O que é um ensino colaborativo?

Ensino colaborativo é a abordagem em que os(as) estudantes trabalham juntos para construir conhecimento, em vez de aprenderem de forma isolada. O professor atua como mediador, e o sucesso de cada estudante está ligado ao sucesso do grupo, criando interdependência positiva.

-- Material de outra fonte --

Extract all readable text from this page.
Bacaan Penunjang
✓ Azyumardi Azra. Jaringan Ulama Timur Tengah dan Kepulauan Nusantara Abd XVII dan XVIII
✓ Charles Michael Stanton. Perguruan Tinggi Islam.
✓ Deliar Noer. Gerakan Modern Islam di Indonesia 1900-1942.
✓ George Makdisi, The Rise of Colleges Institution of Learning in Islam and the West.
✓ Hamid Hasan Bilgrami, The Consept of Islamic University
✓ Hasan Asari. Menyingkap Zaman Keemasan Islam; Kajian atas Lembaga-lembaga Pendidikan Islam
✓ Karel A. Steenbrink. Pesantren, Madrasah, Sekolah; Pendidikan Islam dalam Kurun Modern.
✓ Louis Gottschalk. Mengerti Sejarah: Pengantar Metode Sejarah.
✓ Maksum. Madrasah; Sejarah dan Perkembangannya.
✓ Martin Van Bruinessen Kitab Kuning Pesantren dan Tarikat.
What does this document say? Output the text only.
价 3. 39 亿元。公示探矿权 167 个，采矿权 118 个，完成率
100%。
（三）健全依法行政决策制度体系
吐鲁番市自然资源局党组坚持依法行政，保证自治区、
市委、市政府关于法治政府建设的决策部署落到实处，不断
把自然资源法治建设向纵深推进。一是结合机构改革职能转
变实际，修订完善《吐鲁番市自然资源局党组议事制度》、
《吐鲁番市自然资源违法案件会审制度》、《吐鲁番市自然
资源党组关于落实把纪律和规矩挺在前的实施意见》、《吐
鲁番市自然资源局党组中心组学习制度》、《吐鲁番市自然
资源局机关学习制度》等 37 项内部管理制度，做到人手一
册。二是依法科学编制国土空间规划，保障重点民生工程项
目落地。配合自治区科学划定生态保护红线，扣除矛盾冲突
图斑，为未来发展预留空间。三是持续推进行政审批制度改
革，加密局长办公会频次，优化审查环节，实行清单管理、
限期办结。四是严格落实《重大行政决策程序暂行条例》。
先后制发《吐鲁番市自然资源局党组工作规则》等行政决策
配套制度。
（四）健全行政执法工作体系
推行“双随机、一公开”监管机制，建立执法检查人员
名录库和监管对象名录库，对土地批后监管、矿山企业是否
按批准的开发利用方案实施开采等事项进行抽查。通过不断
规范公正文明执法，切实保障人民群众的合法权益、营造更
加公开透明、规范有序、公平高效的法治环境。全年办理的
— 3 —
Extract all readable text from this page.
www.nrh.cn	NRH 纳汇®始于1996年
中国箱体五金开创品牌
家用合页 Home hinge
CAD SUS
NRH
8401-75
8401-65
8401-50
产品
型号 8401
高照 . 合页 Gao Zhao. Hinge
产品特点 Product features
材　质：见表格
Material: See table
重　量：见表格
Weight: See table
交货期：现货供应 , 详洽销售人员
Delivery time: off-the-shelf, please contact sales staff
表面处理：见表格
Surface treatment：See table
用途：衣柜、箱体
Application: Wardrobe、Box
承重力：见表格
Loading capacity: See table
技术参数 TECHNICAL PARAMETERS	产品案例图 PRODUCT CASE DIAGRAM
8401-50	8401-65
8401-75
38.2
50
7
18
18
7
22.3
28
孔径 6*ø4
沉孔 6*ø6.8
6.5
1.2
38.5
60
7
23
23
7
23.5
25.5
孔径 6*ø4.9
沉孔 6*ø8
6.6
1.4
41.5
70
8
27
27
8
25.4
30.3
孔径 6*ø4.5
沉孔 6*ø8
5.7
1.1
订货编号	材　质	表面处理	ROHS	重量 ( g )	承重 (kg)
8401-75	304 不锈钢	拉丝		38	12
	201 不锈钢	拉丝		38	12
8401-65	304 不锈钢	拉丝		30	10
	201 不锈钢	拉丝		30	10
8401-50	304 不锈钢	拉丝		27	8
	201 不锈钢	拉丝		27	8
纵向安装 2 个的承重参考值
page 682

Quais são os 3 tipos de aprendizagem?

Uma forma consolidada de classificar a aprendizagem é a Taxonomia de Bloom, que organiza os objetivos educacionais em três domínios: cognitivo (conhecimento e raciocínio), afetivo (atitudes, valores e emoções) e psicomotor (habilidades físicas e práticas). A aprendizagem colaborativa trabalha, de forma integrada, os três domínios.

Quais são os princípios do ensino colaborativo?

Entre os princípios centrais do ensino colaborativo estão: objetivo comum entre os membros do grupo, interdependência positiva (o sucesso de um depende do sucesso do outro) e responsabilidade individual e coletiva, em que cada estudante precisa contribuir para que o grupo avance.

Como podemos promover uma aprendizagem colaborativa?

Para promover a aprendizagem colaborativa, forme grupos com perfis diversos, defina um objetivo comum e desafiador, distribua responsabilidades de forma flexível e reserve um momento de reflexão coletiva ao final da atividade, para discutir o que funcionou e o que pode melhorar.